The Libyan people’s anger simmered under the surface stoked by a situation “in which foreign companies won the prime government contracts and thousands of foreign workers from China, Egypt and Vietnam secured many jobs” and “years of frustration at Gaddafi’s foreign adventures and white elephant infrastructure projects while most Libyans lived on in poverty.”

Because people’s anger simmered underneath, Gaddafi was just a giant with legs of clay; one day they would give way under the pressure of the people’s outrage. But like anyone else who has, over decades, turned a country into a personal fiefdom, he would like to go down with the country. He doesn’t mind killing his own people to achieve this.

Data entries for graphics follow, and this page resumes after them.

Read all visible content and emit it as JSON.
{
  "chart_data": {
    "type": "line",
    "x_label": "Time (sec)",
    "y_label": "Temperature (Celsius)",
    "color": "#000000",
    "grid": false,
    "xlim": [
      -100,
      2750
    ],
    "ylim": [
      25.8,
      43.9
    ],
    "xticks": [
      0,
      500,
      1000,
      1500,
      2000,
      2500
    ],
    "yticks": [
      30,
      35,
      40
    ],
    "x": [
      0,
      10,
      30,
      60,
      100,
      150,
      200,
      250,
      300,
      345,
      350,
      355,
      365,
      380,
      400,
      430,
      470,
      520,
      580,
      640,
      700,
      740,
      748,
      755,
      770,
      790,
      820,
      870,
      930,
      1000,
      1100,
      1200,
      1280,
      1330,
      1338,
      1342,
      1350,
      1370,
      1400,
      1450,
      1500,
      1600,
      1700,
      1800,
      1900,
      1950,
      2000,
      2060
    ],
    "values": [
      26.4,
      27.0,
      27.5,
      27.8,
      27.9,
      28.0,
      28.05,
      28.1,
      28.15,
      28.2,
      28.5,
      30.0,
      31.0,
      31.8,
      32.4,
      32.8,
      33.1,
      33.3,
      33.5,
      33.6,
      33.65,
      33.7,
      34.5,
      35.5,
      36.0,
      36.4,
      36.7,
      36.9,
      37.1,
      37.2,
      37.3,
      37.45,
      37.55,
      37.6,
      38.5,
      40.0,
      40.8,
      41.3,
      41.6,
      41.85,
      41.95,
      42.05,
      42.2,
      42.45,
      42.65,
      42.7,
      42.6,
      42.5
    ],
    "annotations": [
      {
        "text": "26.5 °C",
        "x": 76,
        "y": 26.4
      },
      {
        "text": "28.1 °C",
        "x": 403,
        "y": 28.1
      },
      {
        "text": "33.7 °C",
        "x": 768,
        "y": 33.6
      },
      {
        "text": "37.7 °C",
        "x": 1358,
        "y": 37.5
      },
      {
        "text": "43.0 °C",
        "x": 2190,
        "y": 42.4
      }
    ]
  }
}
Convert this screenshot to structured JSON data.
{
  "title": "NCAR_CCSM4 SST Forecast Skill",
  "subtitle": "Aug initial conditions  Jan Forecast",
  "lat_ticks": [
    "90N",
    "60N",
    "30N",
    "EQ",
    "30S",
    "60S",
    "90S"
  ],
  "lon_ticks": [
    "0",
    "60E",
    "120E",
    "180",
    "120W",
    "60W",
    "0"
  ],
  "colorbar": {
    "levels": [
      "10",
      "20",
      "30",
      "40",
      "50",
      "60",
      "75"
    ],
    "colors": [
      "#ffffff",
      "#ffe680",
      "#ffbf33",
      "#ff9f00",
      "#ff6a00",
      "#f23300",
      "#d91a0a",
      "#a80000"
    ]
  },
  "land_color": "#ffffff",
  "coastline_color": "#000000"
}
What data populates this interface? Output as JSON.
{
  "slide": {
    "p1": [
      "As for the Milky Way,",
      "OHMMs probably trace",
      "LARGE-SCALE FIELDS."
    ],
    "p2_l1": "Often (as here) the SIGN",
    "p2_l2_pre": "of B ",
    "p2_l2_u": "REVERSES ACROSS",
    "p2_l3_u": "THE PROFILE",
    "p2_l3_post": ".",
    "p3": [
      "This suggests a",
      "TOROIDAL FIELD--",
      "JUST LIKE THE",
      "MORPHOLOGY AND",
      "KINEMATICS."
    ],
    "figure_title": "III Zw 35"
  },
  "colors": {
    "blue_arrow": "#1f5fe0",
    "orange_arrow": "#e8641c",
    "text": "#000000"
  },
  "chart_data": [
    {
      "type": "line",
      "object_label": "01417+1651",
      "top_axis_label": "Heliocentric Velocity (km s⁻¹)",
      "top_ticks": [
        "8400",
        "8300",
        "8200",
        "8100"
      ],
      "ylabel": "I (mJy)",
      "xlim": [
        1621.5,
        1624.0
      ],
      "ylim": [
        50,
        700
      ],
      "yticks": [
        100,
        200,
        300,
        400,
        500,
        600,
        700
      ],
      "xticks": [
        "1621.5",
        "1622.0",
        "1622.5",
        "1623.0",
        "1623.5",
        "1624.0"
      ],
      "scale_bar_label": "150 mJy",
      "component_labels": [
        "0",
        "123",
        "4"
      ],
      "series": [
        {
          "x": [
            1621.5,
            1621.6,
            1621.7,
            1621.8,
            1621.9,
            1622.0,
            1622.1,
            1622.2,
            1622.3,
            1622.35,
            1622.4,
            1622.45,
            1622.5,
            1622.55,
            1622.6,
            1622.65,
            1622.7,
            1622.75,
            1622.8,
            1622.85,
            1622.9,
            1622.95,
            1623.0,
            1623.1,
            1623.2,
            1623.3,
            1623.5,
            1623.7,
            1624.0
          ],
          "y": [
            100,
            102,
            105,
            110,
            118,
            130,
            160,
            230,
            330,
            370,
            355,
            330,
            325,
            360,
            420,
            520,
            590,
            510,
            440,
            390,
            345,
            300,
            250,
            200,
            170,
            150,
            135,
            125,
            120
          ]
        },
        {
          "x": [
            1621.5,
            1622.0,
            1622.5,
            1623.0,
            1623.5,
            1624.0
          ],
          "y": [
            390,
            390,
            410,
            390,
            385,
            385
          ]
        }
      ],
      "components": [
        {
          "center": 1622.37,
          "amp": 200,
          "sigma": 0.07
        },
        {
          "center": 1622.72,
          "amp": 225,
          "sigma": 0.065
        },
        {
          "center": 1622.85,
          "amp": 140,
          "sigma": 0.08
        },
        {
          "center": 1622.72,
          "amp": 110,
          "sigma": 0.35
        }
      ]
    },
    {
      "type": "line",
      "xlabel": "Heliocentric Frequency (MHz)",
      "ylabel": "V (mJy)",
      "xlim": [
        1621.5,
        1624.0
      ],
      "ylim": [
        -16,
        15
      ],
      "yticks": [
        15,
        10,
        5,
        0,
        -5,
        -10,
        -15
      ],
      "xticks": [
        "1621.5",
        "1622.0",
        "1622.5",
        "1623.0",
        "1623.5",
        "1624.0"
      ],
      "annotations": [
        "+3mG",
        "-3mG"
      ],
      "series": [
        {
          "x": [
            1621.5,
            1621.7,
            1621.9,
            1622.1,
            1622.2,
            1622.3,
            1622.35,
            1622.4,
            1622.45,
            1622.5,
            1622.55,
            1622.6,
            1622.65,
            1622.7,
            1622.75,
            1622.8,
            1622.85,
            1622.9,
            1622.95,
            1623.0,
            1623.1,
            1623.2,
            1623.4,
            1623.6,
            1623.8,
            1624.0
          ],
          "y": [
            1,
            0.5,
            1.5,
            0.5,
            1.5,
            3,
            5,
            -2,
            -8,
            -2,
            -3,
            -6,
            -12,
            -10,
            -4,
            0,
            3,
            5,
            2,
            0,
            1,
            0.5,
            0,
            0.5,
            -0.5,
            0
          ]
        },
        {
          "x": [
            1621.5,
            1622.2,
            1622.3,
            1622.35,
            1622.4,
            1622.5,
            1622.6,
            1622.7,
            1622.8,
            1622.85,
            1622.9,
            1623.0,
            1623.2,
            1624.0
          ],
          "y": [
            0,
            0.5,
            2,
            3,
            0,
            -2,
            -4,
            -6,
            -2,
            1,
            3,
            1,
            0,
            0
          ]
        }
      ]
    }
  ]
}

But the people will not be defeated as they have become masters of their fate.

In Julius Caesar one of the conspirators had this to say about him:

Why, man, he doth bestride the narrow world Like a Colossus; and we petty men Walk under his huge legs, and peep about To find ourselves dishonourable graves. Men at some time are masters of their fates: The fault, dear Brutus, is not in our stars, But in ourselves, that we are underlings.Caesar was felled, so eventually will Gaddafi and all dictators.